Fear consumed me, and I counted down the time until we could be back at the building.

Until I could be with Roman again and share my fears with him.

The guards were here. Lorne, too. But those men were following me. This was my problem, not theirs, and I hated that I was a risk to anyone at all.

We reached the car and got in. The driver had the backseat so warm and toasty. But it was too much. I felt claustrophobic with my coat and scarf and hat.

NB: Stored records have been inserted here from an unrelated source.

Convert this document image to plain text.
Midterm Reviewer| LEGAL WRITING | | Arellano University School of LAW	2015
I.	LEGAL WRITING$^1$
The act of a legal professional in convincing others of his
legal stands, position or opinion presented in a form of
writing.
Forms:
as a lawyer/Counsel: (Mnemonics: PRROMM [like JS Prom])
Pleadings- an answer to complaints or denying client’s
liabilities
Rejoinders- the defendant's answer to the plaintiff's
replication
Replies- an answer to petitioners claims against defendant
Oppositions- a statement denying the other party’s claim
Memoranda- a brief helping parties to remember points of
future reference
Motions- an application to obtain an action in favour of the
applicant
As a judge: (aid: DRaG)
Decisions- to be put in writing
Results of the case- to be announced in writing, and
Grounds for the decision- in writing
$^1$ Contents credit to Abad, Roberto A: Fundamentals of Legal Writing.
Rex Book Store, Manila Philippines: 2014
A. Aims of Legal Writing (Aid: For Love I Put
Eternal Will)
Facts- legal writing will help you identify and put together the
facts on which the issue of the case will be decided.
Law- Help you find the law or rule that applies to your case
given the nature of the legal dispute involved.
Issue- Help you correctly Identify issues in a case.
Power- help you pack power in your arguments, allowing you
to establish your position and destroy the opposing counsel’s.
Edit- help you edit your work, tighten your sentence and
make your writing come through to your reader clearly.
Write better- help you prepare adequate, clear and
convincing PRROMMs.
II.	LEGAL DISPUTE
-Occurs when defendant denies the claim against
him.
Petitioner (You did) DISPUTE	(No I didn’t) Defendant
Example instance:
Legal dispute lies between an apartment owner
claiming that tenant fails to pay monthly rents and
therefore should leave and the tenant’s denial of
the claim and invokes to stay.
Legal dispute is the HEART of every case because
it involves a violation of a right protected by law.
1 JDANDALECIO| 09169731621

I felt too warm with the adrenaline rush of fear.

I didn’t speak on the way to the building, but as the car traveled through the city, I checked again and again on Emily and Henry.

They were napping in their carriers, buckled in and safe, blissfully unaware that I was afraid, and I was glad for it.

They were only babies, but they spent most of their time with me.

They were attuned to me, smiling when I grinned at them, serious when I was pensive.

Their social cues were being shaped by me simply because I was their most consistent caregiver aside from Roman, and I didn’t want them to be exposed to how nervous I looked.

I covered it, or I hoped I did, but nothing would calm me until they were back home, far from anyone following them in the park.

At last, we were there. Lorne offered to come with me to the penthouse, but I shook my head in the elevator. “No, it’s fine,” I said.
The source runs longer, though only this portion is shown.